1. What is claimed is:
   
   A liquid level control apparatus for a knot drainer (100) having at least a screening chamber (58) and an accepts chamber (80) separated by a screening means (60) andcharacterized in that said apparatus comprises:
   means for establishing an inlet liquid set point;
   means (110) for sensing apparent inlet liquid level within said knot drainer;
   means for comparing said inlet liquid level set point to said sensed inlet liquid level, and for transmitting a signal having an appropriate sign and a magnitude proportional to a difference, if any, between said liquid level set point and said sensed liquid level;
   means (140), responsive to said transmitted signal, for regulating an accepts outflow rate from said knot drainer;
   pressure sensing means (120)in the accepts chamber (80) for monitoring apparent accepts chamber liquid level and for thereby detecting incipient blinding of perforations of said rejects separation screen bounding said accepts chamber;
   an accepts discharge line having a siphonic loop means (170) for establishing a minimum liquid level within the knot drainer; and a barometric leg means (55) positioned downstream of the accepts chamber outlet for providing a vacuum action for rapid absorption of flow surges.
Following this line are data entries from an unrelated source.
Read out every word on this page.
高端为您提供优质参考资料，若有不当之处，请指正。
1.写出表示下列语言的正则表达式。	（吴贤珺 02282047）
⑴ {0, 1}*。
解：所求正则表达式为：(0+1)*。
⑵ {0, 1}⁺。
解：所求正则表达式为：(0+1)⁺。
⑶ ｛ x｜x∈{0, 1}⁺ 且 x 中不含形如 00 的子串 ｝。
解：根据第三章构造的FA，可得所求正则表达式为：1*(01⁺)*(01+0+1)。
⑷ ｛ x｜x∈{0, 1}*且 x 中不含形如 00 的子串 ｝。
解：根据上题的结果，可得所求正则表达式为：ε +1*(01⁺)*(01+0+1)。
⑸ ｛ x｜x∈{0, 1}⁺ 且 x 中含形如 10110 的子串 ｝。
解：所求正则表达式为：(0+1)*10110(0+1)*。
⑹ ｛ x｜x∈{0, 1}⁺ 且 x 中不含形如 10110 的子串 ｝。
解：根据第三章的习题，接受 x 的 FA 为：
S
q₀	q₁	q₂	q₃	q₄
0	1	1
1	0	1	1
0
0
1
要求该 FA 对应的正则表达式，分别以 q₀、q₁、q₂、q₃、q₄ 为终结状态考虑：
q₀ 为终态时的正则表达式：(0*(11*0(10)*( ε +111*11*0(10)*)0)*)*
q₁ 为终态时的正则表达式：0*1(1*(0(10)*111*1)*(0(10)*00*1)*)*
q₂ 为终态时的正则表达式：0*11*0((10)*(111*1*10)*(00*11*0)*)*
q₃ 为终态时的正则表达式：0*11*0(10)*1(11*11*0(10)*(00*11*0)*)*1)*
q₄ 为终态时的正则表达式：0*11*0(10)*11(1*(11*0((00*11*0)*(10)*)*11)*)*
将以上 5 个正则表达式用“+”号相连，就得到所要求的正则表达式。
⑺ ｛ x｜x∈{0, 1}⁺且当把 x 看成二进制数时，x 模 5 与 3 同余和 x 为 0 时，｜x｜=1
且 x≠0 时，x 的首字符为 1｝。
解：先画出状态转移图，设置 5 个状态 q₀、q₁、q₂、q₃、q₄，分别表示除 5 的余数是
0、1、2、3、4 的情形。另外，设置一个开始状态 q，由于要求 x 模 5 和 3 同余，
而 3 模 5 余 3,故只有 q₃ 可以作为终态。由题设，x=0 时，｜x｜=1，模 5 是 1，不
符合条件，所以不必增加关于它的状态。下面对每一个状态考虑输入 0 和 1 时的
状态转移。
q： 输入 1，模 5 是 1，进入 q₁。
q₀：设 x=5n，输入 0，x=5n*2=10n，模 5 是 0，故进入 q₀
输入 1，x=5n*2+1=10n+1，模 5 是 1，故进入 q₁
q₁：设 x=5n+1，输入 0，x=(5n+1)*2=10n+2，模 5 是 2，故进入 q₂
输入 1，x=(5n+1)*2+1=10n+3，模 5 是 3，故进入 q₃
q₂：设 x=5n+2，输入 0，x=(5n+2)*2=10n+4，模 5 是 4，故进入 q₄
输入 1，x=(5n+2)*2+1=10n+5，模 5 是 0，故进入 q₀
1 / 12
2. 2. The liquid level control apparatus for a knot drainer as recited in claim 1 wherein said means for regulating said accepts outflow rate is a valve means (140).
3. 3. The level control apparatus for a knot drainer as recited in either claim 1 or claim 2 wherein said pressure sensing means in the accepts chamber generates a signal which, after appropriate processing, may be used to activate an audio/visual alarm (160), to activate flow of backwashing liquid through the rejects separating screen, and/or to temporarily override the level control signal to the means regulating the accept outflow rate from the knot drainer.
4. 4. The level control apparatus of claim 1,wherein said accepts line is capable of generating a flow rate capacity which exceeds the flow rate capacity of a feed flow line for rejects-bearing pulp slurry.
5. 5. A method for controlling liquid level in a knot drainer, including the steps of:
   establishing an acceptable liquid level setpoint for said knot drainer;
   monitoring and sensing liquid level in the knot drainer;
   comparing the liquid level setpoint and the sensed liquid level, and generating a control signal having an appropriate sign and a magnitude proportional to the difference, if any, between the levels;
   providing, in an accepts discharge line, means for maintaining a minimum liquid level in the knot drainer irrespective of variations of liquid feed flow and accepts liquid outflow; and adjusting a valve means in an accepts discharge line, said valve means being responsive to said control signal, for regulating outflow of accepts liquid from an accepts chamber of said knot drainer and for thereby controlling liquid level therein.
6. 6. The method of claim 5, including the further step of:
   providing, in said accepts chamber, pressure sensing means for detecting apparent liquid level in said accepts chamber and for thereby detecting incipient blinding of perforations of a rejects separating screen bounding said accepts chamber.
7. 7. The method of claim 6, wherein said accepts chamber pressure sensing means provides a signal which activates an alarm.
8. 8. The method of claim 6, including the further step of:
   providing signal processing means for receiving signals from said liquid level sensing means, and from said accepts chamber pressure sensing means, for converting said signals to appropriate control and alarm signals, and for retransmitting said control and alarm signals to an accepts outflow valve in said accepts discharge line and an accepts chamber low level alarm, respectively.